We propose to use latent tree models for rounding. The method differs from previous rounding methods in three ways. First, we relax the assumption that the number of clusters equals the number of eigenvectors used. Second, when deciding how many leading eigenvectors to use, we not only rely on information contained in the leading eigenvectors themselves, but also make use of the subsequent eigenvectors. Third, our method is model-based and solves all the three subproblems of rounding using latent tree models. We evaluate our method on both synthetic and real-world data. The results show that our method works correctly in the ideal case where between-clusters similarity is 0, and degrades gracefully as one moves away from the ideal case.
The second contribution is an extension to latent tree models. While latent tree models have been shown to be useful in data analysis, they contain only discrete variables and are thus limited to discrete data. One has to resort to discretization if analysis on continuous data is needed. However, this leads to loss of information and may make the resulting models harder to interpret.

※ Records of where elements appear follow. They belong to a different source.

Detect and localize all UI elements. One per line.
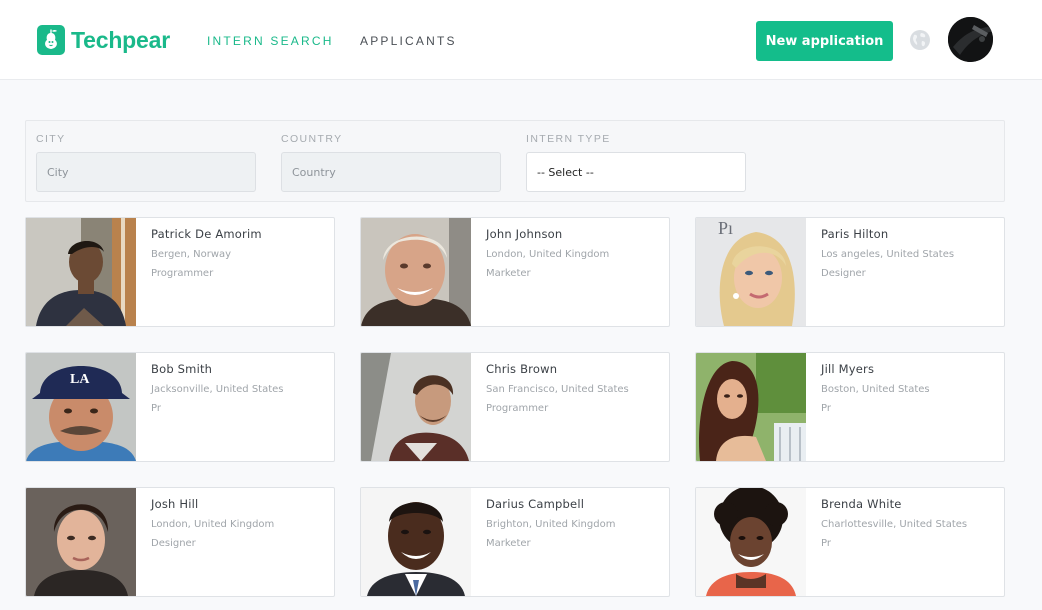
intern-name: Bob Smith [151, 362, 213, 376]
intern-role: Designer [821, 268, 866, 279]
intern-card[interactable]: LA Bob Smith Jacksonville, United States… [25, 352, 335, 462]
intern-location: Charlottesville, United States [821, 519, 968, 530]
country-input[interactable] [281, 152, 501, 192]
intern-location: Boston, United States [821, 384, 930, 395]
intern-card[interactable]: Darius Campbell Brighton, United Kingdom… [360, 487, 670, 597]
intern-photo: LA [26, 353, 136, 461]
intern-location: San Francisco, United States [486, 384, 629, 395]
intern-card[interactable]: John Johnson London, United Kingdom Mark… [360, 217, 670, 327]
top-navbar: Techpear INTERN SEARCH APPLICANTS New ap… [0, 0, 1042, 80]
intern-location: Brighton, United Kingdom [486, 519, 616, 530]
intern-location: Jacksonville, United States [151, 384, 284, 395]
intern-type-selected: -- Select -- [537, 165, 594, 179]
intern-name: Josh Hill [151, 497, 199, 511]
intern-role: Pr [151, 403, 161, 414]
brand-name: Techpear [71, 26, 170, 53]
intern-role: Programmer [486, 403, 549, 414]
intern-name: Jill Myers [821, 362, 875, 376]
intern-name: Brenda White [821, 497, 902, 511]
intern-card[interactable]: Pı Paris Hilton Los angeles, United Stat… [695, 217, 1005, 327]
intern-photo [361, 488, 471, 596]
country-label: COUNTRY [281, 133, 343, 145]
intern-location: Bergen, Norway [151, 249, 232, 260]
intern-photo [696, 488, 806, 596]
nav-intern-search[interactable]: INTERN SEARCH [207, 34, 334, 48]
intern-role: Designer [151, 538, 196, 549]
intern-card[interactable]: Chris Brown San Francisco, United States… [360, 352, 670, 462]
intern-photo [696, 353, 806, 461]
intern-location: London, United Kingdom [486, 249, 610, 260]
new-application-button[interactable]: New application [756, 21, 893, 61]
intern-card[interactable]: Jill Myers Boston, United States Pr [695, 352, 1005, 462]
intern-role: Marketer [486, 538, 531, 549]
intern-type-label: INTERN TYPE [526, 133, 611, 145]
intern-photo [361, 218, 471, 326]
intern-name: Patrick De Amorim [151, 227, 262, 241]
intern-card[interactable]: Josh Hill London, United Kingdom Designe… [25, 487, 335, 597]
intern-role: Marketer [486, 268, 531, 279]
filter-panel: CITY COUNTRY INTERN TYPE -- Select -- [25, 120, 1005, 202]
intern-role: Pr [821, 538, 831, 549]
intern-location: London, United Kingdom [151, 519, 275, 530]
intern-role: Pr [821, 403, 831, 414]
intern-name: John Johnson [486, 227, 563, 241]
brand-logo[interactable]: Techpear [37, 24, 170, 56]
city-label: CITY [36, 133, 66, 145]
svg-text:Pı: Pı [718, 218, 733, 238]
globe-icon[interactable] [909, 29, 931, 51]
intern-name: Chris Brown [486, 362, 558, 376]
user-avatar[interactable] [948, 17, 993, 62]
intern-card[interactable]: Patrick De Amorim Bergen, Norway Program… [25, 217, 335, 327]
city-input[interactable] [36, 152, 256, 192]
intern-name: Paris Hilton [821, 227, 889, 241]
intern-photo [361, 353, 471, 461]
nav-applicants[interactable]: APPLICANTS [360, 34, 457, 48]
pear-logo-icon [37, 25, 65, 55]
intern-role: Programmer [151, 268, 214, 279]
intern-photo [26, 218, 136, 326]
intern-type-select[interactable]: -- Select -- [526, 152, 746, 192]
intern-photo [26, 488, 136, 596]
intern-card[interactable]: Brenda White Charlottesville, United Sta… [695, 487, 1005, 597]
intern-photo: Pı [696, 218, 806, 326]
svg-text:LA: LA [70, 372, 90, 387]
intern-name: Darius Campbell [486, 497, 585, 511]
intern-location: Los angeles, United States [821, 249, 955, 260]
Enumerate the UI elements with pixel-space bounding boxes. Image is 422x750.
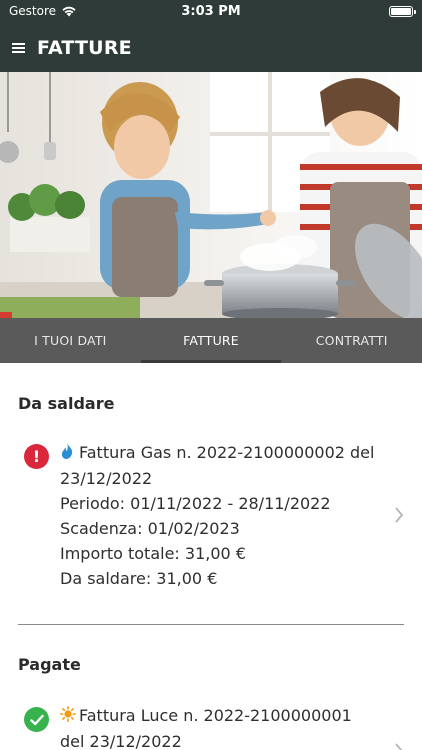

We propose an extended class of models, called pouch latent tree models, that allow the leaf nodes to represent continuous variables. This extension allows the models to work on continuous data directly. These models also generalize Gaussian mixture models, which are commonly used for model-based clustering on continuous data. We use pouch latent tree models for facilitating variable selection in clustering, and demonstrate on some benchmark data that it is more appropriate to facilitate variable selection than to perform variable selection traditionally. We further demonstrate the usefulness of the models by performing multidimensional clustering on some real-world basketball data. Our results exhibit multiple meaningful clusterings and interesting relationships between the clusterings.